A Healthy Baseline Is a Decision, Not a Reading

So which signals should the agent read? That is not a question the platform answers. It is a question an operator answers.

Consider what it takes to say "this is healthy." Specifically: the p99 latency on the checkout path should sit under 300 milliseconds — except during the nightly reindex, when 900 is fine and expected. Error rate on the auth service above 0.5% is a page; the same rate on the recommendations service is a shrug because it fails open. The queue depth metric that the dashboard renders in red is actually the metric the team stopped trusting after the last migration, and the real signal moved to a different counter that the dashboard does not even show. Every one of those is a judgment call. Every one of them was made by someone who got paged, traced the incident, and decided what the line should be.

That is why the telemetry standard an agent reads against has to be a praxis output. It comes from the people who run the system, written down from the actual experience of operating it — not handed down by a platform team that provisions the dashboards and never gets paged. The platform team can give you the stream.
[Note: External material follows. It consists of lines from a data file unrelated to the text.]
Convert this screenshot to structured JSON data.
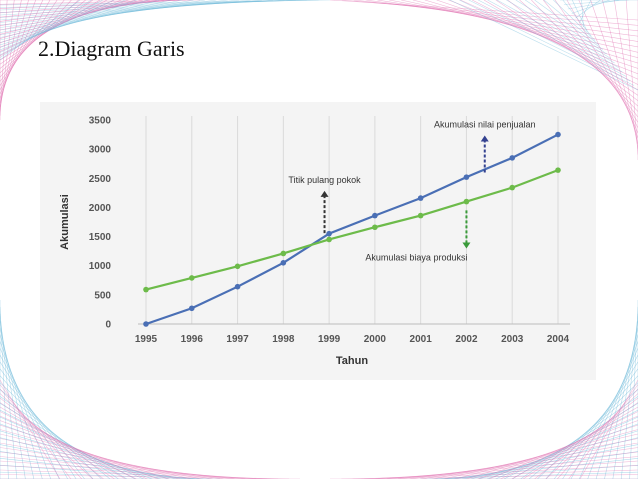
{
  "slide": {
    "title": "2.Diagram Garis"
  },
  "colors": {
    "sales": "#4a6fb5",
    "production": "#6dbb4a",
    "arrow_sales": "#33418f",
    "arrow_breakeven": "#333333",
    "arrow_production": "#3a9a3a",
    "decor_pink": "#e070b0",
    "decor_blue": "#6bb8d8"
  },
  "chart_data": {
    "type": "line",
    "xlabel": "Tahun",
    "ylabel": "Akumulasi",
    "ylim": [
      0,
      3500
    ],
    "yticks": [
      0,
      500,
      1000,
      1500,
      2000,
      2500,
      3000,
      3500
    ],
    "x": [
      "1995",
      "1996",
      "1997",
      "1998",
      "1999",
      "2000",
      "2001",
      "2002",
      "2003",
      "2004"
    ],
    "grid": "vertical",
    "series": [
      {
        "name": "Akumulasi nilai penjualan",
        "values": [
          0,
          270,
          640,
          1050,
          1550,
          1860,
          2160,
          2520,
          2850,
          3250
        ]
      },
      {
        "name": "Akumulasi biaya produksi",
        "values": [
          590,
          790,
          990,
          1210,
          1450,
          1660,
          1860,
          2100,
          2340,
          2640
        ]
      }
    ],
    "annotations": [
      {
        "text": "Akumulasi nilai penjualan",
        "x": 2002.4,
        "y": 3320,
        "arrow": "up",
        "arrow_from_y": 2600,
        "arrow_to_y": 3200
      },
      {
        "text": "Titik pulang pokok",
        "x": 1998.9,
        "y": 2370,
        "arrow": "up",
        "arrow_from_y": 1560,
        "arrow_to_y": 2250
      },
      {
        "text": "Akumulasi biaya produksi",
        "x": 2002.0,
        "y": 1170,
        "arrow": "down",
        "arrow_from_y": 1950,
        "arrow_to_y": 1330
      }
    ]
  }
}
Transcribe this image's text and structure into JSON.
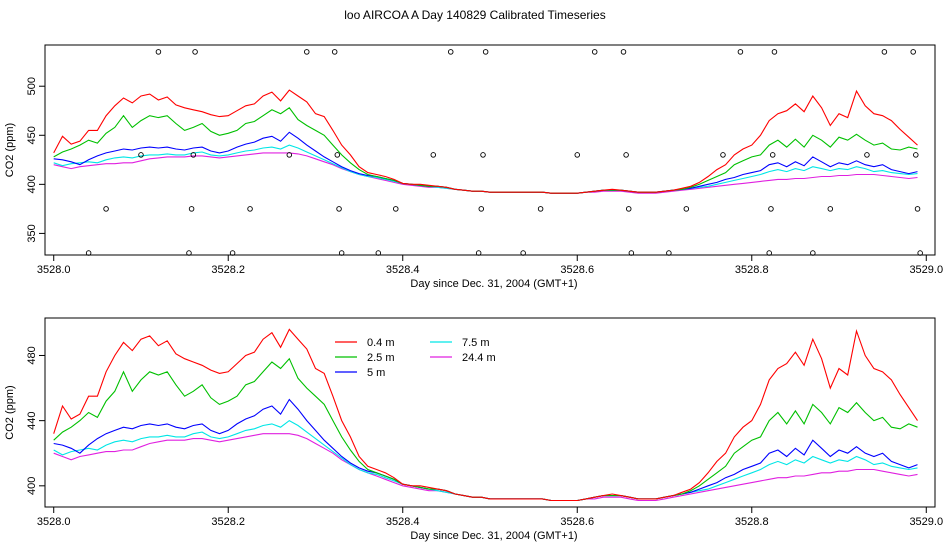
{
  "title": "loo AIRCOA A  Day 140829  Calibrated Timeseries",
  "colors": {
    "0.4 m": "#ff0000",
    "2.5 m": "#00c000",
    "5 m": "#0000ff",
    "7.5 m": "#00e6e6",
    "24.4 m": "#e020e0"
  },
  "chart_data": [
    {
      "type": "line",
      "title": "",
      "xlabel": "Day since Dec. 31, 2004 (GMT+1)",
      "ylabel": "CO2 (ppm)",
      "xlim": [
        3527.99,
        3529.01
      ],
      "ylim": [
        328,
        542
      ],
      "xticks": [
        "3528.0",
        "3528.2",
        "3528.4",
        "3528.6",
        "3528.8",
        "3529.0"
      ],
      "yticks": [
        "350",
        "400",
        "450",
        "500"
      ],
      "legend": "none",
      "grid": false,
      "x": [
        3528.0,
        3528.01,
        3528.02,
        3528.03,
        3528.04,
        3528.05,
        3528.06,
        3528.07,
        3528.08,
        3528.09,
        3528.1,
        3528.11,
        3528.12,
        3528.13,
        3528.14,
        3528.15,
        3528.16,
        3528.17,
        3528.18,
        3528.19,
        3528.2,
        3528.21,
        3528.22,
        3528.23,
        3528.24,
        3528.25,
        3528.26,
        3528.27,
        3528.28,
        3528.29,
        3528.3,
        3528.31,
        3528.32,
        3528.33,
        3528.34,
        3528.35,
        3528.36,
        3528.37,
        3528.38,
        3528.39,
        3528.4,
        3528.41,
        3528.42,
        3528.43,
        3528.44,
        3528.45,
        3528.46,
        3528.47,
        3528.48,
        3528.49,
        3528.5,
        3528.51,
        3528.52,
        3528.53,
        3528.54,
        3528.55,
        3528.56,
        3528.57,
        3528.58,
        3528.59,
        3528.6,
        3528.61,
        3528.62,
        3528.63,
        3528.64,
        3528.65,
        3528.66,
        3528.67,
        3528.68,
        3528.69,
        3528.7,
        3528.71,
        3528.72,
        3528.73,
        3528.74,
        3528.75,
        3528.76,
        3528.77,
        3528.78,
        3528.79,
        3528.8,
        3528.81,
        3528.82,
        3528.83,
        3528.84,
        3528.85,
        3528.86,
        3528.87,
        3528.88,
        3528.89,
        3528.9,
        3528.91,
        3528.92,
        3528.93,
        3528.94,
        3528.95,
        3528.96,
        3528.97,
        3528.98,
        3528.99
      ],
      "series": [
        {
          "name": "0.4 m",
          "values": [
            432,
            449,
            441,
            444,
            455,
            455,
            470,
            480,
            488,
            483,
            490,
            492,
            486,
            489,
            481,
            478,
            476,
            474,
            471,
            469,
            470,
            475,
            480,
            482,
            490,
            494,
            485,
            496,
            490,
            484,
            472,
            469,
            455,
            440,
            430,
            418,
            412,
            410,
            408,
            405,
            401,
            400,
            400,
            399,
            398,
            397,
            395,
            394,
            393,
            393,
            392,
            392,
            392,
            392,
            392,
            392,
            392,
            391,
            391,
            391,
            391,
            392,
            393,
            394,
            395,
            394,
            393,
            392,
            392,
            392,
            393,
            394,
            396,
            398,
            402,
            408,
            415,
            420,
            430,
            436,
            440,
            450,
            465,
            472,
            475,
            482,
            474,
            490,
            478,
            460,
            472,
            468,
            495,
            480,
            472,
            470,
            465,
            456,
            448,
            440
          ]
        },
        {
          "name": "2.5 m",
          "values": [
            428,
            433,
            436,
            440,
            445,
            442,
            452,
            458,
            470,
            458,
            465,
            470,
            468,
            470,
            462,
            455,
            458,
            462,
            454,
            450,
            452,
            455,
            462,
            464,
            470,
            476,
            472,
            478,
            466,
            460,
            455,
            450,
            440,
            430,
            422,
            415,
            410,
            408,
            406,
            404,
            401,
            400,
            399,
            398,
            398,
            397,
            395,
            394,
            393,
            393,
            392,
            392,
            392,
            392,
            392,
            392,
            392,
            391,
            391,
            391,
            391,
            392,
            393,
            394,
            394,
            394,
            393,
            392,
            392,
            392,
            393,
            394,
            395,
            397,
            400,
            404,
            408,
            412,
            420,
            424,
            428,
            430,
            440,
            445,
            438,
            446,
            438,
            450,
            445,
            438,
            448,
            445,
            451,
            445,
            440,
            442,
            436,
            435,
            438,
            436
          ]
        },
        {
          "name": "5 m",
          "values": [
            426,
            425,
            423,
            420,
            425,
            429,
            432,
            434,
            436,
            435,
            437,
            438,
            437,
            438,
            436,
            435,
            437,
            438,
            434,
            432,
            434,
            438,
            441,
            443,
            447,
            449,
            444,
            453,
            447,
            440,
            434,
            428,
            423,
            418,
            414,
            411,
            409,
            408,
            406,
            404,
            401,
            400,
            399,
            398,
            398,
            397,
            395,
            394,
            393,
            393,
            392,
            392,
            392,
            392,
            392,
            392,
            392,
            391,
            391,
            391,
            391,
            392,
            393,
            394,
            394,
            394,
            393,
            392,
            392,
            392,
            393,
            394,
            395,
            396,
            398,
            400,
            402,
            405,
            407,
            410,
            412,
            414,
            420,
            422,
            418,
            423,
            419,
            428,
            423,
            418,
            422,
            420,
            424,
            420,
            418,
            420,
            415,
            413,
            411,
            413
          ]
        },
        {
          "name": "7.5 m",
          "values": [
            422,
            419,
            421,
            422,
            423,
            422,
            425,
            427,
            428,
            427,
            429,
            430,
            430,
            431,
            430,
            430,
            432,
            433,
            430,
            429,
            430,
            432,
            434,
            435,
            437,
            438,
            436,
            440,
            437,
            433,
            429,
            425,
            421,
            417,
            413,
            410,
            408,
            407,
            405,
            403,
            401,
            400,
            399,
            398,
            397,
            396,
            395,
            394,
            393,
            393,
            392,
            392,
            392,
            392,
            392,
            392,
            392,
            391,
            391,
            391,
            391,
            392,
            393,
            394,
            394,
            394,
            393,
            392,
            392,
            392,
            393,
            394,
            395,
            396,
            397,
            398,
            400,
            402,
            404,
            406,
            408,
            410,
            413,
            415,
            413,
            416,
            414,
            418,
            416,
            414,
            416,
            415,
            418,
            416,
            413,
            414,
            412,
            411,
            410,
            411
          ]
        },
        {
          "name": "24.4 m",
          "values": [
            420,
            418,
            416,
            418,
            419,
            420,
            421,
            421,
            422,
            422,
            424,
            426,
            427,
            428,
            428,
            428,
            429,
            429,
            428,
            427,
            428,
            429,
            430,
            431,
            432,
            432,
            432,
            432,
            431,
            429,
            426,
            423,
            420,
            416,
            413,
            410,
            408,
            406,
            404,
            402,
            400,
            399,
            398,
            397,
            397,
            396,
            395,
            394,
            393,
            393,
            392,
            392,
            392,
            392,
            392,
            392,
            392,
            391,
            391,
            391,
            391,
            392,
            392,
            393,
            393,
            393,
            392,
            391,
            391,
            391,
            392,
            393,
            394,
            395,
            396,
            397,
            398,
            399,
            400,
            401,
            402,
            403,
            404,
            405,
            405,
            406,
            406,
            407,
            408,
            408,
            409,
            409,
            410,
            410,
            410,
            409,
            408,
            407,
            406,
            407
          ]
        }
      ],
      "points": [
        {
          "x": 3528.04,
          "y": 330
        },
        {
          "x": 3528.06,
          "y": 375
        },
        {
          "x": 3528.1,
          "y": 430
        },
        {
          "x": 3528.12,
          "y": 535
        },
        {
          "x": 3528.155,
          "y": 330
        },
        {
          "x": 3528.158,
          "y": 375
        },
        {
          "x": 3528.16,
          "y": 430
        },
        {
          "x": 3528.162,
          "y": 535
        },
        {
          "x": 3528.205,
          "y": 330
        },
        {
          "x": 3528.225,
          "y": 375
        },
        {
          "x": 3528.27,
          "y": 430
        },
        {
          "x": 3528.29,
          "y": 535
        },
        {
          "x": 3528.322,
          "y": 535
        },
        {
          "x": 3528.325,
          "y": 430
        },
        {
          "x": 3528.327,
          "y": 375
        },
        {
          "x": 3528.33,
          "y": 330
        },
        {
          "x": 3528.372,
          "y": 330
        },
        {
          "x": 3528.392,
          "y": 375
        },
        {
          "x": 3528.435,
          "y": 430
        },
        {
          "x": 3528.455,
          "y": 535
        },
        {
          "x": 3528.487,
          "y": 330
        },
        {
          "x": 3528.49,
          "y": 375
        },
        {
          "x": 3528.492,
          "y": 430
        },
        {
          "x": 3528.495,
          "y": 535
        },
        {
          "x": 3528.538,
          "y": 330
        },
        {
          "x": 3528.558,
          "y": 375
        },
        {
          "x": 3528.6,
          "y": 430
        },
        {
          "x": 3528.62,
          "y": 535
        },
        {
          "x": 3528.653,
          "y": 535
        },
        {
          "x": 3528.656,
          "y": 430
        },
        {
          "x": 3528.659,
          "y": 375
        },
        {
          "x": 3528.662,
          "y": 330
        },
        {
          "x": 3528.705,
          "y": 330
        },
        {
          "x": 3528.725,
          "y": 375
        },
        {
          "x": 3528.767,
          "y": 430
        },
        {
          "x": 3528.787,
          "y": 535
        },
        {
          "x": 3528.82,
          "y": 330
        },
        {
          "x": 3528.822,
          "y": 375
        },
        {
          "x": 3528.824,
          "y": 430
        },
        {
          "x": 3528.826,
          "y": 535
        },
        {
          "x": 3528.87,
          "y": 330
        },
        {
          "x": 3528.89,
          "y": 375
        },
        {
          "x": 3528.932,
          "y": 430
        },
        {
          "x": 3528.952,
          "y": 535
        },
        {
          "x": 3528.985,
          "y": 535
        },
        {
          "x": 3528.988,
          "y": 430
        },
        {
          "x": 3528.99,
          "y": 375
        },
        {
          "x": 3528.993,
          "y": 330
        }
      ]
    },
    {
      "type": "line",
      "title": "",
      "xlabel": "Day since Dec. 31, 2004 (GMT+1)",
      "ylabel": "CO2 (ppm)",
      "xlim": [
        3527.99,
        3529.01
      ],
      "ylim": [
        387,
        503
      ],
      "xticks": [
        "3528.0",
        "3528.2",
        "3528.4",
        "3528.6",
        "3528.8",
        "3529.0"
      ],
      "yticks": [
        "400",
        "440",
        "480"
      ],
      "legend": "top-left",
      "legend_entries": [
        "0.4 m",
        "2.5 m",
        "5 m",
        "7.5 m",
        "24.4 m"
      ],
      "grid": false,
      "series_ref": "same as panel 1"
    }
  ]
}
They cannot tell you that a spike in the third service is meaningless and a flutter in the first one means drop everything, because they have never been on the wrong end of either at 2 a.m.

The Shaping Role Is Underbuilt

The infrastructure to do this is further along than the discipline to use it well. Nearly 90 percent of enterprises now run internal platforms, with observability sitting inside the dozen platform capabilities that are now table stakes, according to the field's 2025 year-end review drawing on the State of Platform Engineering and the 2025 DORA report. The same review found that AI adoption and platform maturity now drive each other, which means more agents reading more telemetry, soon.

But only about a quarter of those organizations have a dedicated platform product manager. The platform exists. The role that decides what the platform's signals mean — the person who turns raw telemetry into a standard an agent can act on — is mostly not staffed. We are wiring agents into observability streams faster than we are deciding who owns the question of which signals matter. That gap is where the bad agent behavior is going to come from.

The Standard Is Being Written by Practitioners

There is a healthier version of this already taking shape, and it is being built by the people who operate the systems, not specified from above. OpenTelemetry's AI-agent observability work, driven by its GenAI special interest group, is an effort to standardize the shape of the telemetry that agent apps emit. The point is explicit in their own framing: for a non-deterministic agent, telemetry is a feedback loop used to evaluate and improve the agent's behavior, and the community needs to set standards around that telemetry's shape to avoid lock-in.

That is the model. The standard for what an agent reads gets authored by practitioners — maintainers, on-call engineers, the people who feel the consequences — and it gets written down where the agent can use it. The research backs this up: the documented patterns for feeding telemetry to agents already include local prompt iteration, CI-based optimization, and autonomous agents that adapt using telemetry, built on named frameworks like DSPy and PromptWizard. This is not speculation about a future capability. The architecture exists. What is still missing on most teams is the human decision about what the agent should pay attention to.

What to Actually Do

If you are deciding whether to give your coding agent observability data, give it. The agent that sees production is better than the agent that does not. But do not hand it the raw firehose and call it context.

Write down the baselines. Which paths are hot, what normal looks like on each, which alerts are real and which are theater. Name the anomalies that matter and the ones the team learned to ignore. Make that document the thing the agent reads against, not the unfiltered metric stream. And put it in the hands of someone who actually runs the system, because the value of telemetry to your agent is exactly equal to the quality of the judgment that shaped it. The data is access-rent. The standard is the asset.